– Что? А, это... – он снова попытался улыбнуться широко и открыто, но вышло плохо, потому что его бесцветные водянистые глаза мгновенно запрыгали с предмета на предмет, старательно обходя то место, где я стояла. – Да, играл за школьную сборную. А что?
Отвечать я не стала. Отвернулась и пошла за Лукашиным. А охранник так и остался стоять столбом посреди столовой. Ну и пусть себе стоит. Оторопь взяла из-за моих манер? Так и мне есть чему удивляться. И не в одной его невоспитанности дело. А например, в том, что там – за этой дверью?..
– Что там, Лукашин? – Мы как раз поравнялись с дверью в чулан, и теперь я нетерпеливо дергала за дверной замок. – Что ты там прячешь, Васька? Открой немедленно! Там... Что... Нет, неправильно... Кто там? Ответь мне! Мои дети... Они ведь у тебя, гад? Это ведь ты? Ты затеял всю эту игру? Зачем? Что тебе нужно?

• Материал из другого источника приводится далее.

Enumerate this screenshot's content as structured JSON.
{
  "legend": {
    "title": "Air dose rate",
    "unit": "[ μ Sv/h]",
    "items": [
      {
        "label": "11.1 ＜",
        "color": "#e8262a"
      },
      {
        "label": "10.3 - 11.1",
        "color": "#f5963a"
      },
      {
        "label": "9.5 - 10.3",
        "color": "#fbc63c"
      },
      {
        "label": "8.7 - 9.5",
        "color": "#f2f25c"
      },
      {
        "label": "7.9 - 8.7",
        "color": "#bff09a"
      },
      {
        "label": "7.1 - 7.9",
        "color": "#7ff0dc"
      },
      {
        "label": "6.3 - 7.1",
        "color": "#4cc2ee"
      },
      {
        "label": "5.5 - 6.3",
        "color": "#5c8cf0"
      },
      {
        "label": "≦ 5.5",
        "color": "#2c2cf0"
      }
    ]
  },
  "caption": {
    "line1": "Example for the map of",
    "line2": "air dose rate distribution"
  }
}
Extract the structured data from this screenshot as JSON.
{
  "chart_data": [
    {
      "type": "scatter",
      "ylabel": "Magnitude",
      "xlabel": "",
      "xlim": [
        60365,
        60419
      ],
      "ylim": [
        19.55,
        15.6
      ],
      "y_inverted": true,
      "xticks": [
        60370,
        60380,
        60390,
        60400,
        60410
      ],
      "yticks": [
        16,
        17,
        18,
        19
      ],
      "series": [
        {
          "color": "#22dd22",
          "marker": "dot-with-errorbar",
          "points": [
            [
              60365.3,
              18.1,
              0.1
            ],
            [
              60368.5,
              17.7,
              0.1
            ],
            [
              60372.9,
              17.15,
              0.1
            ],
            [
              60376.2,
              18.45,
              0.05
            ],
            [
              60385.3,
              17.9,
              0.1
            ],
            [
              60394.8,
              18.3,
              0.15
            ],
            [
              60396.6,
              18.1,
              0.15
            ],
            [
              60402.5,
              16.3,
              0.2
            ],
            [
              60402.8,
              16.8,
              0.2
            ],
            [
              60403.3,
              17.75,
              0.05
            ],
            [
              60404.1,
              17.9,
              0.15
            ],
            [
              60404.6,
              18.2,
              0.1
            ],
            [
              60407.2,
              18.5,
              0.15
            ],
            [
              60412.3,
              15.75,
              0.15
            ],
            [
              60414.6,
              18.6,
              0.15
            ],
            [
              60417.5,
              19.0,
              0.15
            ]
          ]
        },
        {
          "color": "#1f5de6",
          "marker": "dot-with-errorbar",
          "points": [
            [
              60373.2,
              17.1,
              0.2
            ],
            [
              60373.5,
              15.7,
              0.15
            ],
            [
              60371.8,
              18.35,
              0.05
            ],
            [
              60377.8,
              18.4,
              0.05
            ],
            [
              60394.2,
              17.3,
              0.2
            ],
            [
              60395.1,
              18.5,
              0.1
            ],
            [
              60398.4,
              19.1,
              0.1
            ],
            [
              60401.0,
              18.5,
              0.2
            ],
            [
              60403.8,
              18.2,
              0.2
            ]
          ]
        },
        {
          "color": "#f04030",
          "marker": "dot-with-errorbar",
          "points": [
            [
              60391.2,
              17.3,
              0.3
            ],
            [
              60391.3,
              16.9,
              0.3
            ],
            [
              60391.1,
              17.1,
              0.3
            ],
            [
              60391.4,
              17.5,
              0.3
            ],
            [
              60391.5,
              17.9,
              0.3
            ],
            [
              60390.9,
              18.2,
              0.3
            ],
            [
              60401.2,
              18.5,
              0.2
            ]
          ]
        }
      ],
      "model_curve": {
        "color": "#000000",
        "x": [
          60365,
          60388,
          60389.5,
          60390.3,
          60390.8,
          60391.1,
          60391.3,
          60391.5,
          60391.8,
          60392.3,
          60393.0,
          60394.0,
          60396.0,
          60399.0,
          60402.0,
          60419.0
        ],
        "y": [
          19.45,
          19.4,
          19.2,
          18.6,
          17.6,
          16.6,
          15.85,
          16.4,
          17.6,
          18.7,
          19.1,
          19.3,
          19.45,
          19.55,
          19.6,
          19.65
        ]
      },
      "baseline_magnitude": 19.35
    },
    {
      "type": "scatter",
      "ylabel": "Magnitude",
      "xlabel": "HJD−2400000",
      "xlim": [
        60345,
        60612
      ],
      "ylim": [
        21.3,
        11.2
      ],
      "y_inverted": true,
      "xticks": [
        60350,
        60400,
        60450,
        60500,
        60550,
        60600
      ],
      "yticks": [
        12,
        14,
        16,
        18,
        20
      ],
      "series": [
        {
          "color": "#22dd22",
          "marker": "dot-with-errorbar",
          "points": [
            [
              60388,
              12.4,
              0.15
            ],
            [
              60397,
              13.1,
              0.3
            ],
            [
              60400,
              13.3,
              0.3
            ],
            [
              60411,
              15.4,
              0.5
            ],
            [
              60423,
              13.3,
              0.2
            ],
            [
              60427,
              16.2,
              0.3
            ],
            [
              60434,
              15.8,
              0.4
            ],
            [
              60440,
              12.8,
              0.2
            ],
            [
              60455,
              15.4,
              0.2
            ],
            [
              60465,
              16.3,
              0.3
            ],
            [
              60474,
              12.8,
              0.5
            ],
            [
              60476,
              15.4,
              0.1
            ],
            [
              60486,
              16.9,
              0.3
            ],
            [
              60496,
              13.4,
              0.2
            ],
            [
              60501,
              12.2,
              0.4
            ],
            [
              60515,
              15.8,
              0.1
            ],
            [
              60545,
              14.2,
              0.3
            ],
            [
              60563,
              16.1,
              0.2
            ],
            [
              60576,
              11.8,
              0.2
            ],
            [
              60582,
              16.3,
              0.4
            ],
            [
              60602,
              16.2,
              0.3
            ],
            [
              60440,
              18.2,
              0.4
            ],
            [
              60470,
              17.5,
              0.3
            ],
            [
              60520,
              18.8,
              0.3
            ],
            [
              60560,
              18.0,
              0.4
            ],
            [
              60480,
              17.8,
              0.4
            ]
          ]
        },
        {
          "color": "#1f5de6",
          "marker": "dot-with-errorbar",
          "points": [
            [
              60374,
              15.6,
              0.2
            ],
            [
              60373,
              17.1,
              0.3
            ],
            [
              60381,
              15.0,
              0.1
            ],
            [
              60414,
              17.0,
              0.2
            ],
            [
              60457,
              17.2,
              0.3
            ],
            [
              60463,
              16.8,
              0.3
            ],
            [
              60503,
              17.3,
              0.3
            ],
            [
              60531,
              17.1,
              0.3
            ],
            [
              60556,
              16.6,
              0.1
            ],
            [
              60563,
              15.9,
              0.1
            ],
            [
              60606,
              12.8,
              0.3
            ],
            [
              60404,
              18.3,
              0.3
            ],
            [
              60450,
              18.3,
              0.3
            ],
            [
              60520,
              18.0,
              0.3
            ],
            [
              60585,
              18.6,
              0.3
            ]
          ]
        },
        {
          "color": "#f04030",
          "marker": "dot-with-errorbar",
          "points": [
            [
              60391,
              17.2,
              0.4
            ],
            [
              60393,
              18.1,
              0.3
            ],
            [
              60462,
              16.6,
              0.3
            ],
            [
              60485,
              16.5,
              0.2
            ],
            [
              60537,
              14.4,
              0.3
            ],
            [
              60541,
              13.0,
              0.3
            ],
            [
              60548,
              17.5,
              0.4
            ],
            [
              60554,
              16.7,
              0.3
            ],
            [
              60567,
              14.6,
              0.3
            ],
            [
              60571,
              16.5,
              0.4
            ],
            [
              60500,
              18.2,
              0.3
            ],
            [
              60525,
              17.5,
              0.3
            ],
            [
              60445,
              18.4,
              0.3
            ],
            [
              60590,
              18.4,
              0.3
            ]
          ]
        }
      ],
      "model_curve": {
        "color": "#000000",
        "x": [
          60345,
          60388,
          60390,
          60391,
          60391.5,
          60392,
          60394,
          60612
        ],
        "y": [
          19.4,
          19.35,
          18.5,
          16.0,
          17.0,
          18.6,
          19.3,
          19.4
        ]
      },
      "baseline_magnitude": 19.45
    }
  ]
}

Господи, я понимала, что меня понесло. Что нужно немедленно постараться взять себя в руки и закрыть рот. Что на мои вопросы мне никто не ответит, во всяком случае, присутствующие. Но разве смог бы кто-нибудь сделать это, когда Лукашин при первых же звуках моего голоса остолбенел, затем привалился к стене, а следом обмяк и сполз по ней на пол. Опешил, разволновался? Если так, то почему?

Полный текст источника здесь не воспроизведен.